In our guidelines for our approved centres we have drawn attention to the need for flexibility from assessors. For example there is a lot of technology that can be used to help reduce the need for physical visits or meetings. Assessors can pick one of several tools such as audio recordings, Skype, WhatsApp, Zoom and other platforms to record question and answer sessions or professional discussions. Additionally, we have guidance on how remote video and photography can be used as evidence of practical activities. We are also advising assessors to encourage candidates themselves to submit photographic/video evidence and detailed personal statements on work carried out so that assessors can use one of the tools above to ask relevant underpinning knowledge questions.

Other areas covered in our guidelines include for example using communications technology to gather meaningful witness testimonies from supervisors. As many centres move away from traditional, hard copy portfolios, other options are encouraged such as e-portfolio, uploading to GQA online and scan then email.

Here at GQA we are confident that many of the suggested ways of working during this time will be continued going forwards. Indeed, some of the feedback we have had has been along the lines of ‘We will probably be asking ourselves why we weren’t doing this before?’ We’re also very pleased to report that our approved centres have warmly received our guidelines.

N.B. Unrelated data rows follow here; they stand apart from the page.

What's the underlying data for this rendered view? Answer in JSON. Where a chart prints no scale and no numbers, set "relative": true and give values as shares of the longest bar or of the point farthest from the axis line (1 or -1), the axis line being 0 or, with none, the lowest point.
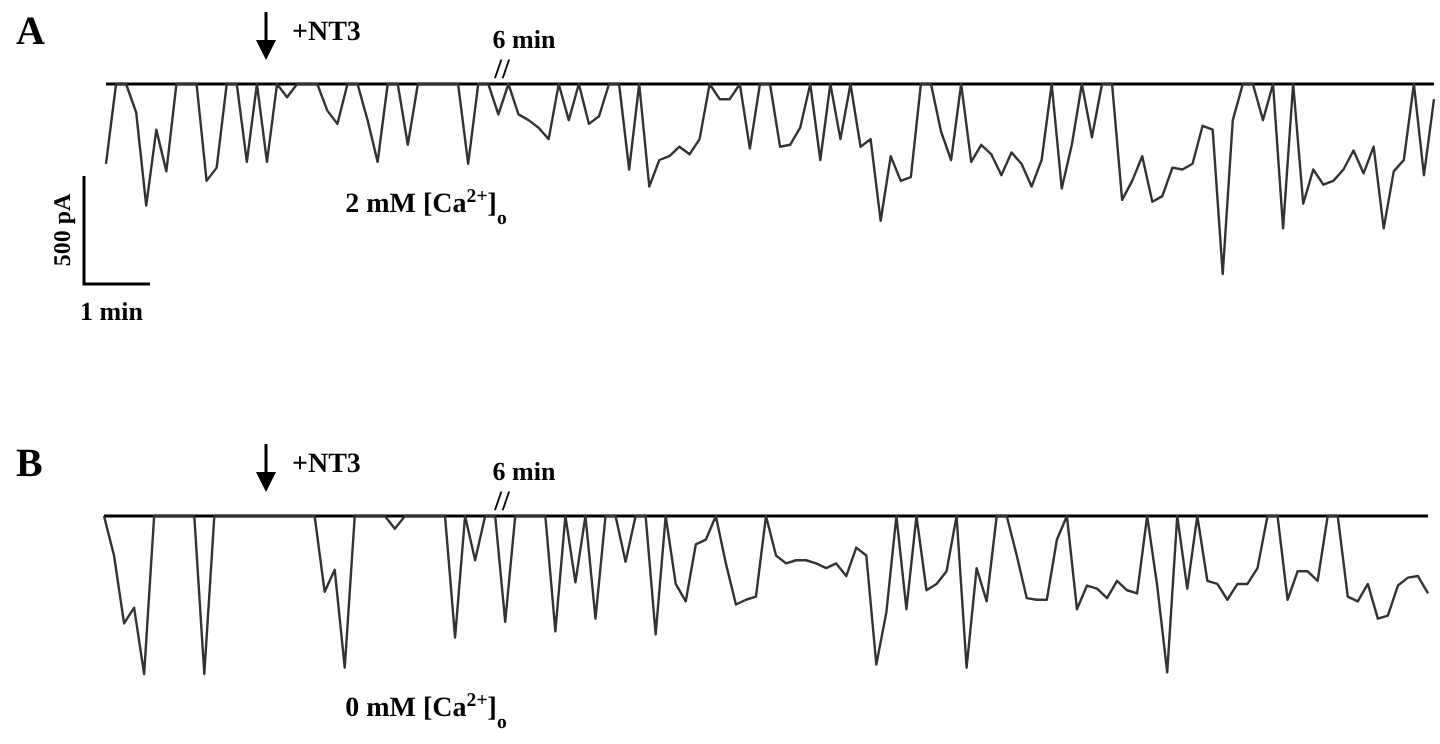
{
  "chart_data": [
    {
      "type": "line",
      "title": "A",
      "relative": true,
      "color": "#333333",
      "categories": [
        null,
        null,
        null,
        null,
        null,
        null,
        null,
        null,
        null,
        null,
        null,
        null,
        null,
        null,
        null,
        null,
        null,
        null,
        null,
        null,
        null,
        null,
        null,
        null,
        null,
        null,
        null,
        null,
        null,
        null,
        null,
        null,
        null,
        null,
        null,
        null,
        null,
        null,
        null,
        null,
        null,
        null,
        null,
        null,
        null,
        null,
        null,
        null,
        null,
        null,
        null,
        null,
        null,
        null,
        null,
        null,
        null,
        null,
        null,
        null,
        null,
        null,
        null,
        null,
        null,
        null,
        null,
        null,
        null,
        null,
        null,
        null,
        null,
        null,
        null,
        null,
        null,
        null,
        null,
        null,
        null,
        null,
        null,
        null,
        null,
        null,
        null,
        null,
        null,
        null,
        null,
        null,
        null,
        null,
        null,
        null,
        null,
        null,
        null,
        null,
        null,
        null,
        null,
        null,
        null,
        null,
        null,
        null,
        null,
        null,
        null,
        null,
        null,
        null,
        null,
        null,
        null,
        null,
        null,
        null,
        null,
        null,
        null,
        null,
        null,
        null,
        null,
        null,
        null,
        null,
        null,
        null,
        null
      ],
      "values": [
        -0.42,
        0,
        0,
        -0.15,
        -0.64,
        -0.24,
        -0.46,
        0,
        0,
        0,
        -0.51,
        -0.44,
        0,
        0,
        -0.41,
        0,
        -0.41,
        0,
        -0.07,
        0,
        0,
        0,
        -0.14,
        -0.21,
        0,
        0,
        -0.19,
        -0.41,
        0,
        0,
        -0.32,
        0,
        0,
        0,
        0,
        0,
        -0.42,
        0,
        0,
        -0.16,
        0,
        -0.16,
        -0.19,
        -0.23,
        -0.29,
        0,
        -0.19,
        0,
        -0.21,
        -0.17,
        0,
        0,
        -0.45,
        0,
        -0.54,
        -0.4,
        -0.38,
        -0.33,
        -0.37,
        -0.29,
        0,
        -0.08,
        -0.08,
        0,
        -0.34,
        0,
        0,
        -0.33,
        -0.32,
        -0.23,
        0,
        -0.4,
        0,
        -0.29,
        0,
        -0.33,
        -0.29,
        -0.72,
        -0.38,
        -0.51,
        -0.49,
        0,
        0,
        -0.25,
        -0.4,
        0,
        -0.41,
        -0.32,
        -0.37,
        -0.48,
        -0.36,
        -0.42,
        -0.54,
        -0.4,
        0,
        -0.55,
        -0.32,
        0,
        -0.28,
        0,
        0,
        -0.61,
        -0.51,
        -0.38,
        -0.62,
        -0.59,
        -0.44,
        -0.45,
        -0.42,
        -0.22,
        -0.24,
        -1,
        -0.19,
        0,
        0,
        -0.19,
        0,
        -0.76,
        0,
        -0.63,
        -0.45,
        -0.53,
        -0.51,
        -0.45,
        -0.35,
        -0.47,
        -0.33,
        -0.76,
        -0.46,
        -0.4,
        0,
        -0.48,
        -0.08
      ],
      "annotations": [
        "+NT3",
        "6 min",
        "//",
        "2 mM [Ca$^{2+}$]$_{o}$",
        "500 pA",
        "1 min"
      ]
    },
    {
      "type": "line",
      "title": "B",
      "relative": true,
      "color": "#333333",
      "categories": [
        null,
        null,
        null,
        null,
        null,
        null,
        null,
        null,
        null,
        null,
        null,
        null,
        null,
        null,
        null,
        null,
        null,
        null,
        null,
        null,
        null,
        null,
        null,
        null,
        null,
        null,
        null,
        null,
        null,
        null,
        null,
        null,
        null,
        null,
        null,
        null,
        null,
        null,
        null,
        null,
        null,
        null,
        null,
        null,
        null,
        null,
        null,
        null,
        null,
        null,
        null,
        null,
        null,
        null,
        null,
        null,
        null,
        null,
        null,
        null,
        null,
        null,
        null,
        null,
        null,
        null,
        null,
        null,
        null,
        null,
        null,
        null,
        null,
        null,
        null,
        null,
        null,
        null,
        null,
        null,
        null,
        null,
        null,
        null,
        null,
        null,
        null,
        null,
        null,
        null,
        null,
        null,
        null,
        null,
        null,
        null,
        null,
        null,
        null,
        null,
        null,
        null,
        null,
        null,
        null,
        null,
        null,
        null,
        null,
        null,
        null,
        null,
        null,
        null,
        null,
        null,
        null,
        null,
        null,
        null,
        null,
        null,
        null,
        null,
        null,
        null,
        null,
        null,
        null,
        null,
        null,
        null,
        null
      ],
      "values": [
        0,
        -0.25,
        -0.68,
        -0.58,
        -1,
        0,
        0,
        0,
        0,
        0,
        -1,
        0,
        0,
        0,
        0,
        0,
        0,
        0,
        0,
        0,
        0,
        0,
        -0.48,
        -0.34,
        -0.96,
        0,
        0,
        0,
        0,
        -0.08,
        0,
        0,
        0,
        0,
        0,
        -0.77,
        0,
        -0.28,
        0,
        0,
        -0.67,
        0,
        0,
        0,
        0,
        -0.73,
        0,
        -0.42,
        0,
        -0.65,
        0,
        0,
        -0.29,
        0,
        0,
        -0.75,
        0,
        -0.43,
        -0.54,
        -0.18,
        -0.15,
        0,
        -0.3,
        -0.56,
        -0.53,
        -0.51,
        0,
        -0.25,
        -0.3,
        -0.28,
        -0.28,
        -0.3,
        -0.33,
        -0.3,
        -0.38,
        -0.2,
        -0.25,
        -0.94,
        -0.61,
        0,
        -0.59,
        0,
        -0.47,
        -0.43,
        -0.35,
        0,
        -0.96,
        -0.33,
        -0.54,
        0,
        0,
        -0.25,
        -0.52,
        -0.53,
        -0.53,
        -0.15,
        0,
        -0.59,
        -0.44,
        -0.46,
        -0.52,
        -0.41,
        -0.47,
        -0.49,
        0,
        -0.44,
        -0.99,
        0,
        -0.46,
        0,
        -0.41,
        -0.43,
        -0.53,
        -0.43,
        -0.43,
        -0.33,
        0,
        0,
        -0.53,
        -0.35,
        -0.35,
        -0.41,
        0,
        0,
        -0.51,
        -0.54,
        -0.43,
        -0.65,
        -0.63,
        -0.44,
        -0.39,
        -0.38,
        -0.49
      ],
      "annotations": [
        "+NT3",
        "6 min",
        "//",
        "0 mM [Ca$^{2+}$]$_{o}$"
      ]
    }
  ]
}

Testimony of this appreciation has come from comments such as the one received from Jim Swainston at the GQA approved centre, Northern Skills Group, the commercial training arm of Middlesbrough College:

“The college works with a number of awarding organisations, and in a cross-department meeting the guidance given by GQA was identified as being extremely useful, and it was good to see that GQA was being proactive and prompt in issuing clear and comprehensive advice.”

As well as the guidance for onsite assessment, we have also issued some clear additional advice to centres around classroom delivery to ensure social distancing and other measures to protect the safety of centre staff and candidates.

During the pandemic, working towards qualifications and identifying learning opportunities are advisable and achievable. There are still lots of opportunities to collect valid learning evidence, and there is really nothing to stop people continuing their work. Our network of over 100 approved centres is key to facilitating qualifications attainment, not just in England, but Scotland, Wales and Northern Ireland also. We will continue to work in partnership with Government and the Regulatory Authorities from all 4 nations to ensure that employees can continue to improve standards in the fenestration industry during these challenging times.